Kyana heeft een zware start gehad. Na één maand na haar geboorte kwamen we erachter dat Kyana hartproblemen heeft. Ze heeft toen een open hart operatie moeten ondergaan. Ik heb mij lang schuldig gevoeld, omdat ik niks van mijn achtergrond wist. Ook had ik later erge spijt gehad dat ik niet een uitgebreider echo heb laten maken bij de 20-wekenecho. Omdat ik mij altijd fit en gezond heb gevoeld, heb ik daar op dat moment niet echt aan gedacht. Dat heb ik mijzelf erg kwalijk genomen. Hierdoor wist ik dus ook niet of haar hartproblemen genetisch waren. Achteraf bleek dat niet zo te zijn. Vanaf dat moment kon ik het schuldgevoel loslaten en heb ik het pas een plek kunnen geven. Met Kyana gaat het nu gelukkig goed. Er lopen nog wel wat onderzoeken en controles. Waar ik nu vaak aan denk is dat mijn biologische moeder Kyana niet heeft gezien. Niet haar ontwikkelingen meemaakt. Bij de laatste controle van het consultatiebureau was Kyana 74 centimeter. Zo groot was ik ook toen ik naar Nederland kwam. Alleen was ik al 2,5. Dit vond ik best confronterend. Ik besefte toen ook dat ik erg geluk heb gehad in mijn leven. Maar Kyana ook, omdat wij op tijd achter haar hartproblemen zijn gekomen. Het had niet langer moeten duren of ze was overleden. Als ik naar Kyana kijk, zie ik nu gelukkig ook iets van mij. Bepaalde trekjes heeft ze van mij. Ik vind dat zo mooi en bijzonder om te zien. Dat maakt mij alleen al gelukkig, die kleine dingetjes. Ik weet namelijk niet hoe ik eruit zag als baby. Daar zijn helaas geen foto’s van. Wat ik erg jammer vind. Daarom vergelijk ik Kyana met mijzelf. Ik denk dan vaak: “Zo heb ik er ook ongeveer uitgezien”. Dat geeft me dan enigszins rust.
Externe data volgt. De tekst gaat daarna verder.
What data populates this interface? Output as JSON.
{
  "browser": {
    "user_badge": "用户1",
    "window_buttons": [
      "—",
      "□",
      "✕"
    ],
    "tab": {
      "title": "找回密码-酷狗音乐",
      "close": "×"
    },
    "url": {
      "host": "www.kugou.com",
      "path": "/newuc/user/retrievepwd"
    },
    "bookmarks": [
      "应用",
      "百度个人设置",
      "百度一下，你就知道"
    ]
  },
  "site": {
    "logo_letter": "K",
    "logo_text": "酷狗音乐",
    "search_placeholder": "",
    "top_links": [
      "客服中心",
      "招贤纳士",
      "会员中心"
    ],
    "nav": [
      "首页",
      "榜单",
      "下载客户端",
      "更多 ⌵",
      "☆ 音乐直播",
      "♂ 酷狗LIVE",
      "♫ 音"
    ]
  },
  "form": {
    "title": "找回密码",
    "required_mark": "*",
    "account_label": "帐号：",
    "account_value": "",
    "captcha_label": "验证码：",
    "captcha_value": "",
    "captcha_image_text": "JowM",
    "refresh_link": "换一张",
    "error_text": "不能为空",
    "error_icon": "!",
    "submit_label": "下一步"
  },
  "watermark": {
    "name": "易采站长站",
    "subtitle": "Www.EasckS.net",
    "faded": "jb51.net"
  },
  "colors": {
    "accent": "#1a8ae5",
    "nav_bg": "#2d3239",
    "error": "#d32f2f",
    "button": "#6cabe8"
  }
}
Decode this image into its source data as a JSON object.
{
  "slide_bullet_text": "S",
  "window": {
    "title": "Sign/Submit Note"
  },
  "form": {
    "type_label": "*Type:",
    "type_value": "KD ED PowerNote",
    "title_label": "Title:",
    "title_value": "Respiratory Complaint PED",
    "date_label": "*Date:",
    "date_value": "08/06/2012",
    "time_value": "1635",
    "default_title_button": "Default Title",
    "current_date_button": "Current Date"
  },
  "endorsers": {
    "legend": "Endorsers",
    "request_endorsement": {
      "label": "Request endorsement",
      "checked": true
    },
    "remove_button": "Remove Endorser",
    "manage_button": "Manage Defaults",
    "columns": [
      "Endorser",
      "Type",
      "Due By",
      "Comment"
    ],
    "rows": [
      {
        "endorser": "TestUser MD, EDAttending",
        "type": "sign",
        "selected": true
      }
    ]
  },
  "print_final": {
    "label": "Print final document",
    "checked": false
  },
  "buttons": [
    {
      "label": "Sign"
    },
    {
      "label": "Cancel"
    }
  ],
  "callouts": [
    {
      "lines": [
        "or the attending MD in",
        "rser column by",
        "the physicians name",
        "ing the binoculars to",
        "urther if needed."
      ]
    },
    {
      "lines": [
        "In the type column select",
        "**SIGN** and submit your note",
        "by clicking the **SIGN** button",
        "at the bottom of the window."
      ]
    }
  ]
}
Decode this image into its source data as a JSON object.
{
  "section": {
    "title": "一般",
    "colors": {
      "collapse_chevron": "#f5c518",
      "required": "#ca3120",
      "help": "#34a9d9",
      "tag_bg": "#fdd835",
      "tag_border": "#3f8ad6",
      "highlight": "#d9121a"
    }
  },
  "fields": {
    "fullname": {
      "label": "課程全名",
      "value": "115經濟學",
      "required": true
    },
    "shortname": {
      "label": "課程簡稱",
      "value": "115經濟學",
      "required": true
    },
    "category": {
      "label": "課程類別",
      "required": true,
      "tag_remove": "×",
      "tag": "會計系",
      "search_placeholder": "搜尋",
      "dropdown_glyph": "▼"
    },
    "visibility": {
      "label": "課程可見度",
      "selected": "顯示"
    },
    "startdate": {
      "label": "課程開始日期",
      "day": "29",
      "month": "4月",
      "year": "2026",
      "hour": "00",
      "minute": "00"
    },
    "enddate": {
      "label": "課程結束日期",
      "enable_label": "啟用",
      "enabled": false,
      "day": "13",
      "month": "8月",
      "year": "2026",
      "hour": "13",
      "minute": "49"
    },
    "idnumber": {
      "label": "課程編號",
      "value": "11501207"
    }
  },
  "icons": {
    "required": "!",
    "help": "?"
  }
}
Ooit hoop ik mijn biologische moeder en familie te vinden. Die hoop hou ik elke dag vast. Maar ik weet ook dat dit moeilijk is. Wel heb ik wereldwijd een DNA-test gedaan. Nu is het wachten of er ooit een match gaat zijn. De laatste tijd zit ik ook na te denken hoe ik Kyana ga uitleggen dat ik geadopteerd ben. Ooit gaat ze er naar vragen. Ze zal ook gaan zien dat opa en oma er niet Chinees uitzien. Dit vind ik nogal lastig. Eén keer in de zoveel tijd hebben we een reünie met alle geadopteerde volwassenen uit dezelfde geboortestreek. Dit jaar hebben we dat ook in februari. Dit vind ik altijd erg leuk en bijzonder. Vooral om elkaar weer te zien. We spreken elkaar ook wel in een groepsapp en volgen elkaar op social media. Maar elkaar weer zien is erg speciaal. Dan voel ik me wèl ergens bij horen en op mij gemak. Het voelt als een soort van thuiskomen. Dit jaar komen er ook twee Nederlandse mensen uit China die een half jaar voor ons hebben gezorgd. Dit is extra bijzonder. Ik ben hun nog altijd dankbaar. Want door hun heb ik de kans gekregen om geadopteerd te worden.